Utepils. Norwegischer Ausdruck für ein Bier, das draussen getrunken wird.

Irgendwas scheinen die Norweger verstanden zu haben. Auf jeden Fall haben sie verstanden, dass Bier vorzugsweise draussen getrunken werden sollte. Wenn ich den Begriff Utepils lese, stelle ich mir vor wie 3-5 bärtige norwegische Männer auf Gartenstühlen in der Natur sitzen und auf einen Fjord oder ein ähnliches Gewässer schauen. Im Hintergrund beobachtet der Tannenwald die Szenerie.

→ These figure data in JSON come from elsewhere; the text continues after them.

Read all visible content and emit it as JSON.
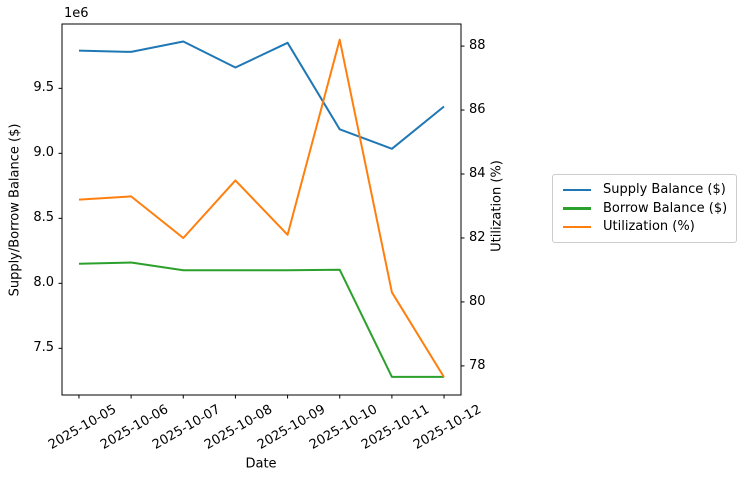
{
  "chart_data": {
    "type": "line",
    "x": [
      "2025-10-05",
      "2025-10-06",
      "2025-10-07",
      "2025-10-08",
      "2025-10-09",
      "2025-10-10",
      "2025-10-11",
      "2025-10-12"
    ],
    "series": [
      {
        "name": "Supply Balance ($)",
        "axis": "left",
        "color": "#1f77b4",
        "values": [
          9790000,
          9780000,
          9860000,
          9660000,
          9850000,
          9185000,
          9035000,
          9360000
        ]
      },
      {
        "name": "Borrow Balance ($)",
        "axis": "left",
        "color": "#2ca02c",
        "values": [
          8150000,
          8160000,
          8100000,
          8100000,
          8100000,
          8105000,
          7280000,
          7280000
        ]
      },
      {
        "name": "Utilization (%)",
        "axis": "right",
        "color": "#ff7f0e",
        "values": [
          83.2,
          83.3,
          82.0,
          83.8,
          82.1,
          88.2,
          80.3,
          77.65
        ]
      }
    ],
    "left_axis": {
      "label": "Supply/Borrow Balance ($)",
      "offset_text": "1e6",
      "tick_values": [
        7500000,
        8000000,
        8500000,
        9000000,
        9500000
      ],
      "tick_labels": [
        "7.5",
        "8.0",
        "8.5",
        "9.0",
        "9.5"
      ],
      "lim": [
        7141000,
        9995000
      ]
    },
    "right_axis": {
      "label": "Utilization (%)",
      "tick_values": [
        78,
        80,
        82,
        84,
        86,
        88
      ],
      "tick_labels": [
        "78",
        "80",
        "82",
        "84",
        "86",
        "88"
      ],
      "lim": [
        77.09,
        88.69
      ]
    },
    "x_axis": {
      "label": "Date",
      "tick_rotation_deg": 30
    },
    "grid": false,
    "legend_position": "outside-right"
  }
}
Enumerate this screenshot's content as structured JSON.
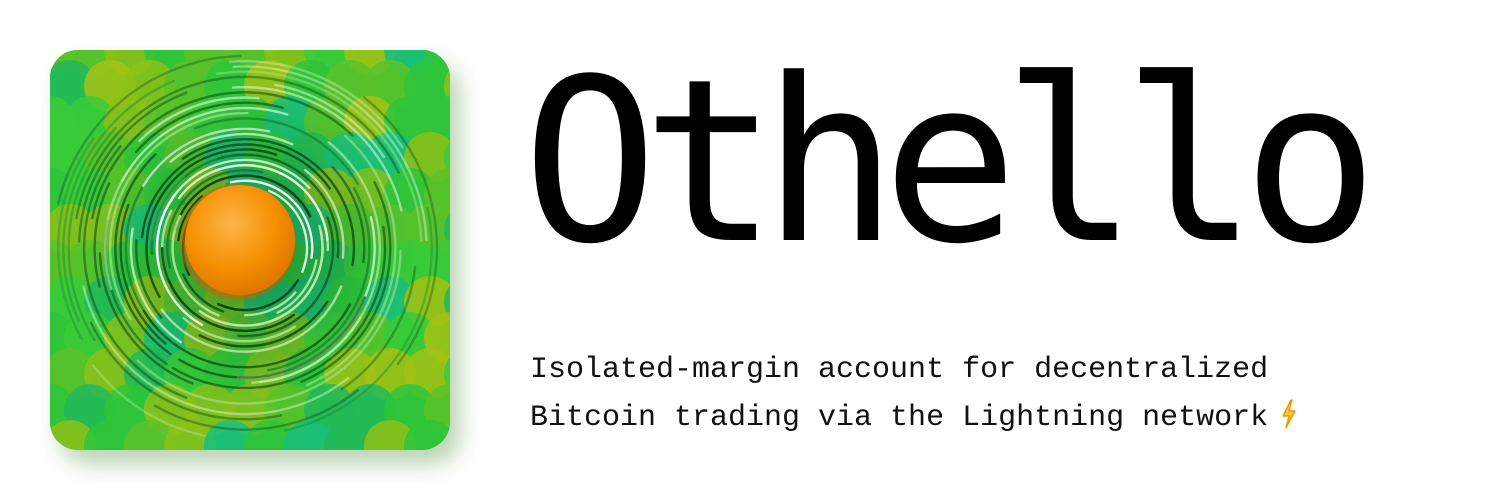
{
  "brand": {
    "title": "Othello",
    "tagline": [
      "Isolated-margin account for decentralized",
      "Bitcoin trading via the Lightning network"
    ]
  },
  "icons": {
    "logo": "othello-logo-icon",
    "bolt": "lightning-bolt-icon"
  },
  "colors": {
    "background": "#ffffff",
    "text": "#000000",
    "logo_green": "#2fc43a",
    "logo_lime": "#8cc11a",
    "logo_teal": "#18c080",
    "logo_orange": "#f08a00",
    "bolt": "#f5b50a"
  }
}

Ich sehe Kondenswasser an kalten Bierflaschen hinunterperlen und Hände, die an Etiketten rumpulen. Ich höre «Ahhhhs» und «Mhmmmms», sobald das Kaltgetränk die Kehle hinunter rinnt. Höre Menschen, die etwas vor sich hin nuscheln, mit Worten wie «erfrischend» und «lecker».

Und die Sonne geht unter, während sich der Himmel in lila Töne färbt und schmale Wolkenschleier am Horizont auf die Nacht warten. Die Grillen zirpen im Hintergrund und irgendwo in naher Ferne erklingt ein Uhu.

No rausch needed

Utepils ist Idylle und Bewusstsein. Ein Utepils drängt nicht, es hat keine Eile, es nimmt sich Zeit. Für den Genuss, für die Gesellschaft, für die Umgebung.

Auch wenn das Utepils ein alkoholisches Getränk ist, hat es nicht den Rausch als Ziel. Der Rausch ist bereits das Konsumieren. Und dieses ist weniger Rausch, als vielmehr durch das Konsumieren ausgedehnte Gegenwart und unmittelbare Präsenz.

Mit einem Utepils wird der Moment kurz angehalten und alles, was ist, darf sein. Ein Utepils ist etwas Gemütliches, fast schon Romantisches.

Das Utepils erfordert Musse und Hingabe, es ist nichts für Schnellschlucker.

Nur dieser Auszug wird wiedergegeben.